The forward price-earnings ratio – a method of valuation dividing a company’s share price by earnings forecasts – for the benchmark S&P/ASX200 has remained well above its five-year average of 13.7 times, with the market priced at 15.4 times.
After a disappointing annual meeting season that has seen several earnings downgrades, the likelihood of any upgrades seems low, said Credit Suisse analyst Damien Boey.
‘‘It’s certainly not sales or earnings which are shooting the lights out here,’’ he said. ‘‘I think this round of p/e expansion is very unusual.’’
Since September, forward p/e ratios have remained relatively stable, indicating that investors in cyclical stocks are waiting for earnings to catch up.
‘‘It’s unusual and to my mind, it’s dangerous,’’ Mr Boey said. ‘‘It’s optimism built upon optimism.’’
Investors will be keenly watching capital expenditure numbers, due on Thursday, in the hope that non-mining investment can pick up what is expected to be lacking from mining investment.
In recent years, mining investment has been a key driver of the economy, but future spending is expected to fall sharply as miners continue to consolidate projects rather than engage in new mega-projects.
‘‘Over the next few years we have a big capex cliff that we need to offset, and it’s still not apparent that the usual sectors, like retail and housing, will be recovering sufficiently strongly to offset what’s happening with the mining capex downturn,’’ said Mr Boey. Australia’s market has re-rated over the past year, said Deutsche Bank strategist Tim Baker. Compared with major regions, Australia’s price-to-earnings ratio is on the high side, but Mr Baker said there were reasons it could remain supported.
“Resources and cyclical industrials together account for 37 per cent of the market, compared to the 10-year average of 44 per cent. A normalisation of earnings in time should lift this ratio, and investors may be willing to look ahead and pay a higher near-term multiple than normal.”

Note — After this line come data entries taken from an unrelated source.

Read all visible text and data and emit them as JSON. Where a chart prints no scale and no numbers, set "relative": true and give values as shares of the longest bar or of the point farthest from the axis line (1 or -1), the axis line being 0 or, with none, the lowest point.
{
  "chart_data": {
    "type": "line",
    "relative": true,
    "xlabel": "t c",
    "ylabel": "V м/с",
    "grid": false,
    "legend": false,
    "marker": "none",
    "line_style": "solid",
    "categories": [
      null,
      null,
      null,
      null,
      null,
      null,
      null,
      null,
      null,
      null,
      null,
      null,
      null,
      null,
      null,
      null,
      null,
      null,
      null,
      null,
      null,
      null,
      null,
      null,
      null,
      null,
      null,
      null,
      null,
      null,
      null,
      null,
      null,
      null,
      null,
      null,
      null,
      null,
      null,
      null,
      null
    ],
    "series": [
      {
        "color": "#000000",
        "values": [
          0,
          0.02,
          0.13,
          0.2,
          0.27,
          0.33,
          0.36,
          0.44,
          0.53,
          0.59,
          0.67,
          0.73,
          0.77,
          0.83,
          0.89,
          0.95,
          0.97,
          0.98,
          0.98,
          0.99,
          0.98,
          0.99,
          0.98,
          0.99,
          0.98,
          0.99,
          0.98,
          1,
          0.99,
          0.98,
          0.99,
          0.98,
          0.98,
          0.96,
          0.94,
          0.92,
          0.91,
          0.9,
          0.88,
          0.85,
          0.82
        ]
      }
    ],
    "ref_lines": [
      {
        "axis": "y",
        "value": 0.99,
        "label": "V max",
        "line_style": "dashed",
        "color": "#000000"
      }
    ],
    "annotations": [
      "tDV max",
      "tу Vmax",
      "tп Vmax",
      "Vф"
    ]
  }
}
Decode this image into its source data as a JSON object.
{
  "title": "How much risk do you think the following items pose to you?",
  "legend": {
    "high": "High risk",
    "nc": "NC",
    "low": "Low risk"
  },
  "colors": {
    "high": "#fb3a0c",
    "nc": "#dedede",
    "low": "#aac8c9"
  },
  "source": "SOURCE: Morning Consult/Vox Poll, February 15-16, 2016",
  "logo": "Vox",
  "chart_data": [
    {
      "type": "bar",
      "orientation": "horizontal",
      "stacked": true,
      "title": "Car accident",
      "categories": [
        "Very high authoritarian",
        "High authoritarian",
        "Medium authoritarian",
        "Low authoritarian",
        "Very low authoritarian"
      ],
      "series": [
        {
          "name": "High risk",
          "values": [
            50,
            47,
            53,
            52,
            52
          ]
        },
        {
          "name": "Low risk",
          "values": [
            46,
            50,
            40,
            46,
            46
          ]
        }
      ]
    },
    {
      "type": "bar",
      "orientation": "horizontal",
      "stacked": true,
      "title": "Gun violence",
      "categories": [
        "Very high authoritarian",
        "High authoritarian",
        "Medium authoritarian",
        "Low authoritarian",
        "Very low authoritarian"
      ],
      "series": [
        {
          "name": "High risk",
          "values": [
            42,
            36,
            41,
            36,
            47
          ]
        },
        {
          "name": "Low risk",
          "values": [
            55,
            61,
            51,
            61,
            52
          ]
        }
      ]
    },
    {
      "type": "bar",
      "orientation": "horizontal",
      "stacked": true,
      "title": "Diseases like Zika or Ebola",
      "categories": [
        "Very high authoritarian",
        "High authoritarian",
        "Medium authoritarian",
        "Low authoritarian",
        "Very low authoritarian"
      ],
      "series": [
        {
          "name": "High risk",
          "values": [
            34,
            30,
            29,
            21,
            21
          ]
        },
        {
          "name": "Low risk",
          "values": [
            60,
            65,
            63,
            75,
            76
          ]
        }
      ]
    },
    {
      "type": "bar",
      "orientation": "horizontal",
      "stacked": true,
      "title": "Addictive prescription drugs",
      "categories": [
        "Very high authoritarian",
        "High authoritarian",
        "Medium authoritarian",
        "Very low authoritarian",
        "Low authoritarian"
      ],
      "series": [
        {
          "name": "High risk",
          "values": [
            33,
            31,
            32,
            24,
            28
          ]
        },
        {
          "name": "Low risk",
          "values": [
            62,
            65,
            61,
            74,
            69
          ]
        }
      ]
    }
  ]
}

The second reason, according to Mr Baker, is that Australia is likely to enjoy solid support from superannuation funds.
Goldman Sachs also agreed that the Australian market looked expensive, relative to global markets. “Looking for value has become increasingly challenging as the rally has extended and earnings have continued to disappoint,” the investment bank said in its outlook for equities.
Goldman Sachs said it expected ASX 200 earnings to grow by 9 per cent in 2014, 3 per cent below consensus, after single digit falls in the last two years.